Policy revamp is key to ESG market development


    This article appeared originally in the Hong Kong Economic Journal on 14 February 2020 
    Authors: Stephen Wong, Deputy Executive Director, and Johnson Kong, Researcher at Our Hong Kong Foundation

    Under the gloomy shadow of exacerbating global warming and widening inequality rift, Environmental, Social and Governance (ESG) has become a growing focus of global investments and received significant attention from central banks and regulators.

    ESG investing is rapidly on the rise in Europe, the USA and Japan, and globally its scale exceeded US$30 trillion in 2018. In Hong Kong, however, ESG market development has been way behind its international peers.

    Policy revamp is key to ESG market development

    ESG investment practices below expectations

    Findings from a recent survey by the Securities and Futures Commission (SFC) indicated that the ESG performance of Hong Kong’s asset management companies fell far short of asset owners’ expectations. Among the 794 active asset management companies surveyed, only about 29% had systematically incorporated ESG factors into their investment and risk management process, although over 80% indicated they had considered at least one ESG factor in their investments.

    Most of the asset owners interviewed expected asset management companies to be able to identify, evaluate and manage investment risks associated with climate change, yet only 19% of the asset management companies had set up processes to manage climate risks and barely any discussed climate risks with their clients. Climate change remains a peripheral issue in the city’s asset management industry despite its increasingly felt financial impacts.

    The lack of transparency also fueled worries about greenwashing. Nearly 70% of the asset management firms which claimed to consider ESG factors admitted that information about their actual ESG practices was not available; even more did not disclose climate risk assessments. Asset owners expected ESG disclosure to go beyond empty marketing narratives and include useful contents such as evidence of ESG impact and rigorous analysis of ESG risks.

    The apparent discrepancy between asset owners’ expectations and asset managers’ practices is hardly negligible. With that, financial regulators must step up to protect asset owners and meet their expectations for ESG investment.

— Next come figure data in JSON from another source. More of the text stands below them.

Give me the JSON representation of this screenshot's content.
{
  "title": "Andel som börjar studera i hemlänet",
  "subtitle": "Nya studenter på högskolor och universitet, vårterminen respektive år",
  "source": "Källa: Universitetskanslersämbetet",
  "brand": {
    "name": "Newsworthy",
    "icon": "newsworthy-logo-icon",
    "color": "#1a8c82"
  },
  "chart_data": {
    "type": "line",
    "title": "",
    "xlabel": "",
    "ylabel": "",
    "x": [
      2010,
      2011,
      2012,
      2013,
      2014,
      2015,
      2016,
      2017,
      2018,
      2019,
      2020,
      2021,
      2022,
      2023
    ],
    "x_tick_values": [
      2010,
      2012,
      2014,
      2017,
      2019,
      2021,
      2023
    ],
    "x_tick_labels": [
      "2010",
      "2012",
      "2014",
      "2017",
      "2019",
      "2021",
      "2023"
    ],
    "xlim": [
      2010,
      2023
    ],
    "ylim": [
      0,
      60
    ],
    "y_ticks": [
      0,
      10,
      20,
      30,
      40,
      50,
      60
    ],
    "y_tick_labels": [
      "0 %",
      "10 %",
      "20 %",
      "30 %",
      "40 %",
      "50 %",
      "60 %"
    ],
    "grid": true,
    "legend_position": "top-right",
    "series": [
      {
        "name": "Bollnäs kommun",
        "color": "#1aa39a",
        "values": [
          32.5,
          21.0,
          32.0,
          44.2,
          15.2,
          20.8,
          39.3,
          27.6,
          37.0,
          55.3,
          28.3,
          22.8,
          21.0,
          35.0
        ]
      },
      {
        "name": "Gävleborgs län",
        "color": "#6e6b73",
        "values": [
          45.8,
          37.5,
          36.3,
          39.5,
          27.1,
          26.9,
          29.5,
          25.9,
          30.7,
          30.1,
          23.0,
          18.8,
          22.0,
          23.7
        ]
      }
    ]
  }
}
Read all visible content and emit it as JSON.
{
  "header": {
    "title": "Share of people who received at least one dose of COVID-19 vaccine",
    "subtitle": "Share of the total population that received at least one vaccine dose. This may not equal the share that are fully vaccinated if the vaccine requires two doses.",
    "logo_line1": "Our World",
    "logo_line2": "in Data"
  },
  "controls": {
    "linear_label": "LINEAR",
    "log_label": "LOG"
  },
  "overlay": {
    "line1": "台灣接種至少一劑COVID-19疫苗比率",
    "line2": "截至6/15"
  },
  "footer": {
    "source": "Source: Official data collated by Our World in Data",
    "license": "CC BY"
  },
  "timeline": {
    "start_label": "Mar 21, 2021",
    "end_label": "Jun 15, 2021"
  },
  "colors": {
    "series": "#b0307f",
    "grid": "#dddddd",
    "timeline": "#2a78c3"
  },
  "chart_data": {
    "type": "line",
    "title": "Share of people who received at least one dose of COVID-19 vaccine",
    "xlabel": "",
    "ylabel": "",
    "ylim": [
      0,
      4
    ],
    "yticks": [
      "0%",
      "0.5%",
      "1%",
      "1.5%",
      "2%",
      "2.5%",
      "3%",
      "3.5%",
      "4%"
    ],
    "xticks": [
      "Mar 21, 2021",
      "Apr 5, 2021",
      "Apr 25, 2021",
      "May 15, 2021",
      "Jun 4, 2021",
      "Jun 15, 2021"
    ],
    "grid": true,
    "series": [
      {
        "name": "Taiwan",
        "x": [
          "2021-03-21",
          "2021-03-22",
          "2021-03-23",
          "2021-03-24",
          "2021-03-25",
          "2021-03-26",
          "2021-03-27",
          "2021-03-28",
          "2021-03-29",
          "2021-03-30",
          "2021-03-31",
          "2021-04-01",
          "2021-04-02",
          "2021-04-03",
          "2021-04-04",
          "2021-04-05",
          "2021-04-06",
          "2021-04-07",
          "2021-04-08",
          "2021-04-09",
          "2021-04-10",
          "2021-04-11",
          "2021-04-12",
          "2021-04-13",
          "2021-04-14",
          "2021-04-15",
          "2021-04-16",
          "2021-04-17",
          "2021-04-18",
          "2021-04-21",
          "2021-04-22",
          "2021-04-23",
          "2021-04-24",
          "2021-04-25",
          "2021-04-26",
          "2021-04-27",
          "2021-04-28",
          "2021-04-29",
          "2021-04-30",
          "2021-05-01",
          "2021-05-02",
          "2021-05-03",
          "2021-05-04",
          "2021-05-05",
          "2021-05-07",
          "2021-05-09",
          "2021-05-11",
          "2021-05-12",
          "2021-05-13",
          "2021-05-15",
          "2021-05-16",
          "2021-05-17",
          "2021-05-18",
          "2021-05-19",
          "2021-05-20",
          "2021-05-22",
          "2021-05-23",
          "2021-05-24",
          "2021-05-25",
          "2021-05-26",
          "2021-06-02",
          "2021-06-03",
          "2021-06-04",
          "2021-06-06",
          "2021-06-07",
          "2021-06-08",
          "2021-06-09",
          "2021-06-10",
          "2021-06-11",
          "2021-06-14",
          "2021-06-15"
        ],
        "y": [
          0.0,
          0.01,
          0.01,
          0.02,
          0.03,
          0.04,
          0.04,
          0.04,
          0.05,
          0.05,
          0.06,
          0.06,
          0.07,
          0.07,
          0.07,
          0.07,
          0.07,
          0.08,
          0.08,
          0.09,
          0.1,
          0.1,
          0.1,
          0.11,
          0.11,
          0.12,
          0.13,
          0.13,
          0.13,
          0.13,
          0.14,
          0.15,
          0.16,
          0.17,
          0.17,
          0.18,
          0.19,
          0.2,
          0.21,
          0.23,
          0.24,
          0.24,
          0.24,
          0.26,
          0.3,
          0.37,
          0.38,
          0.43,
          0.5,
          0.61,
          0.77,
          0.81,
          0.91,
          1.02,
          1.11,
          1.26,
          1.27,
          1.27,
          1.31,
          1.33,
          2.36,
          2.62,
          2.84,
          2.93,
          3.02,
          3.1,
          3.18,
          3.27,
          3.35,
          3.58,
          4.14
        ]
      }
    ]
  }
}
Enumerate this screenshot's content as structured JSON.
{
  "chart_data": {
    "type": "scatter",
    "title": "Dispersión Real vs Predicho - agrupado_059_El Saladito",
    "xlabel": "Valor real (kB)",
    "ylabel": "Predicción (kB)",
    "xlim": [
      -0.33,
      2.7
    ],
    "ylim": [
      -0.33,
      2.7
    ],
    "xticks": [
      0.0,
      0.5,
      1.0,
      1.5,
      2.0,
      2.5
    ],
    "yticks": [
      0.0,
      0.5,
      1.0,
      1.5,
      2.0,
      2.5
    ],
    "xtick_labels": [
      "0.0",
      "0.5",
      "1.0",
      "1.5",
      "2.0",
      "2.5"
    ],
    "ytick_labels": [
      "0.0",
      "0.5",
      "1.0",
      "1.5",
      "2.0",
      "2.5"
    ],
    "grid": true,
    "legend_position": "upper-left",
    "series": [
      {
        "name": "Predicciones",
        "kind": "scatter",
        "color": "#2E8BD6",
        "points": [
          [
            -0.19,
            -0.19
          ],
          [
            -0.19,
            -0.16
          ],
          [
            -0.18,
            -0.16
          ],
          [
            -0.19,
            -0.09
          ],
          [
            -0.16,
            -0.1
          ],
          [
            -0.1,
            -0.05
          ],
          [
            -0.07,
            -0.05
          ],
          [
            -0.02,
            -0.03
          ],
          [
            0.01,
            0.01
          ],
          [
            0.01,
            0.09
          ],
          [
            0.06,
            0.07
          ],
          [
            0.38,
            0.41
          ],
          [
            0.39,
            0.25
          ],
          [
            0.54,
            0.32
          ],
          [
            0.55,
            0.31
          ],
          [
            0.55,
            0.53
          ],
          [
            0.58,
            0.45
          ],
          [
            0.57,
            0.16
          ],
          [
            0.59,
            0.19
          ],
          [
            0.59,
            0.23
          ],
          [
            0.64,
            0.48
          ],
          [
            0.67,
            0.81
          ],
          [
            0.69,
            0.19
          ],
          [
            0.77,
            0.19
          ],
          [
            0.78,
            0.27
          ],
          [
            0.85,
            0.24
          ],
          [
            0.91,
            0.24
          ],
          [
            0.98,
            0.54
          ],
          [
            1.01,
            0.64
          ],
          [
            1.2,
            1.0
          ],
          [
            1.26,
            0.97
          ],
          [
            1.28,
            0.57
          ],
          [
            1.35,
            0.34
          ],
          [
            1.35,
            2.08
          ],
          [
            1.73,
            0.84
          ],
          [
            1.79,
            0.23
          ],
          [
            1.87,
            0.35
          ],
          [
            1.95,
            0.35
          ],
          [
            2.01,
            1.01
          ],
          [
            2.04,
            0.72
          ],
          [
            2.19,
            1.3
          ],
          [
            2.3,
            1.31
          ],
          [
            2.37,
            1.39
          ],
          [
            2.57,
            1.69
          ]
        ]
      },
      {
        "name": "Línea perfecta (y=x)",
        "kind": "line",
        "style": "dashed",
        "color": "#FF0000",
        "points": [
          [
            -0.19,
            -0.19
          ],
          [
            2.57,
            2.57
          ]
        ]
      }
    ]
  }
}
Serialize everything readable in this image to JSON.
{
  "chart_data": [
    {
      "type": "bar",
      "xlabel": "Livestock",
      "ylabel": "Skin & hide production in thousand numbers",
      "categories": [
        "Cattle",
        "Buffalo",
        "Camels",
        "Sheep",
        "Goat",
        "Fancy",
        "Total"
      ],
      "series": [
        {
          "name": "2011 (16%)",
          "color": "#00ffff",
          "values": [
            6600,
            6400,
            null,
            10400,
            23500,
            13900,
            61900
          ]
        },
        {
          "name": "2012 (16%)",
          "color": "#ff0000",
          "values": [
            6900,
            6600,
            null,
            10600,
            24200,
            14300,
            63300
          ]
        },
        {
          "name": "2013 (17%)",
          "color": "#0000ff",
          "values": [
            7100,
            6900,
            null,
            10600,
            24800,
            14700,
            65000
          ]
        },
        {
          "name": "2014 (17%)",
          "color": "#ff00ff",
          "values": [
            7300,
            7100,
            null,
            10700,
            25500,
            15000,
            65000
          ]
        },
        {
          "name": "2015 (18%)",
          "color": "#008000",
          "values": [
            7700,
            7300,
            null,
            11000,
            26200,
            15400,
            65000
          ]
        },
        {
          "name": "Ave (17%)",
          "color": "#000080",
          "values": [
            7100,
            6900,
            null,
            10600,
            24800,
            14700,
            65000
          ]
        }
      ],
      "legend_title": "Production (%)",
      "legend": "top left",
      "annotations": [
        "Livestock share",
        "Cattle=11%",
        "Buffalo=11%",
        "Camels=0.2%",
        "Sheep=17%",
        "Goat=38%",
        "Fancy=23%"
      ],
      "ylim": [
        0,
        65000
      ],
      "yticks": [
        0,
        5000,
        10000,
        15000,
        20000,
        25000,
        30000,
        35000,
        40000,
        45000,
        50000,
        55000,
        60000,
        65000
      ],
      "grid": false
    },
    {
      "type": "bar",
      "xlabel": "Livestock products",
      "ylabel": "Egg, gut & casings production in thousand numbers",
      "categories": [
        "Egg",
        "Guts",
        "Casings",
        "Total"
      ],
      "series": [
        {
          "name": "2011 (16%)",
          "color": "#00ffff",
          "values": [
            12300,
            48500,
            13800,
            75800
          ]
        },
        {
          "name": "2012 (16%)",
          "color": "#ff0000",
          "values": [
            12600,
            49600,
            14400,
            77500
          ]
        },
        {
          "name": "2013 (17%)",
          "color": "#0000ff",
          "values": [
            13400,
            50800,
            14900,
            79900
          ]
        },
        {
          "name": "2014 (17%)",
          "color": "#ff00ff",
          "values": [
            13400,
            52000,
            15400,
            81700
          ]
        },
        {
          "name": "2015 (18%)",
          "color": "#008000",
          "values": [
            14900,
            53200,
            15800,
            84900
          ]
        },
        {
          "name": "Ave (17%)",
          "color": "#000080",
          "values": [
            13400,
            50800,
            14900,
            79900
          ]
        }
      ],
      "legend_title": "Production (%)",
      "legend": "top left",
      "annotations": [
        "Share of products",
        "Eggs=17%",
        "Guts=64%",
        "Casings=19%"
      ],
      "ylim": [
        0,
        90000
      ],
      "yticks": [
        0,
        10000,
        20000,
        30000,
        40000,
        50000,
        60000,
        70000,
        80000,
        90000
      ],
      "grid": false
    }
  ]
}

    Right direction, yet clearer signals needed

    Launched in May 2019, Our Hong Kong Foundation’s ESG advocacy report includes 13 recommendations for policymakers and regulators to speed up ESG market development. Among the three near-term measures proposed by the SFC, namely setting expectations of asset management companies, providing guidance and trainings, and setting up an industry group, the latter two are in line with our recommendations to address the needs for capacity building and cross-sector coordination.

    For the first measure, while it is encouraging to see the SFC’s resolution to craft ESG standards for aspects ranging from governance to disclosure, a clear vision of the standards remains missing. Instead of reinventing the wheel, we believe the SFC should develop the new standards or extend the existing Principles of Responsible Ownership (PRO), which for now focuses solely on corporate engagement on ESG issues, based on the United Nations Principles for Responsible Investment (PRI), which is characterized by the full integration of ESG considerations in the investment process.

    It is also unclear how stringent the ESG standards would be applied to asset management companies, as the SFC uses a rather vague and loose phrase – “set expectations”. The SFC’s voluntary PRO has failed to catalyze significant market development given a lack of internal driving forces, and it is unlikely that another voluntary code would lead to a different result. The SFC should adopt at least a “comply-or-explain” approach, which is a baseline among European ESG regulations, when applying its upcoming ESG standards.  

    A more proactive role of the Government needed

    Regulators, including the SFC, the Hong Kong Stock Exchange and the Hong Kong Monetary Authority, have been the major drivers of Hong Kong’s ESG development. While the Hong Kong Government’s efforts in boosting Hong Kong’s green bond development should be recognized, it has been passive in other green finance areas such as ESG investment. The absence of measures for ESG development in the Policy Address last year is inevitably disappointing, given the Government’s pivotal role in nurturing a thriving ESG ecosystem.

    The indispensable role of the Government can be elaborated with one of the SFC’s measures. While setting up an industry group could facilitate the exchange between the SFC and industry experts, the effort could contribute only so much to wider planning for Hong Kong’s ESG development. Since all parties in an ESG ecosystem, including corporates, investors, asset owners, service providers and policymakers are interrelated and interdependent, the development of an effective and comprehensive ESG strategy would take effective communication and coordination among all these parties, including those among regulators and policymakers. In this process, the Government is well positioned to play the role of facilitator, a role that can hardly be played as effectively by any regulator.

    In July 2019, the British Government published a comprehensive “Green Finance Strategy”, where its interdisciplinary Green Finance Taskforce had played a key role in designing the national blueprint. In light of the experience, the Hong Kong Government should follow suit and set up a similar cross-sector steering committee, so as to draw an overarching blueprint for Hong Kong’s ESG development.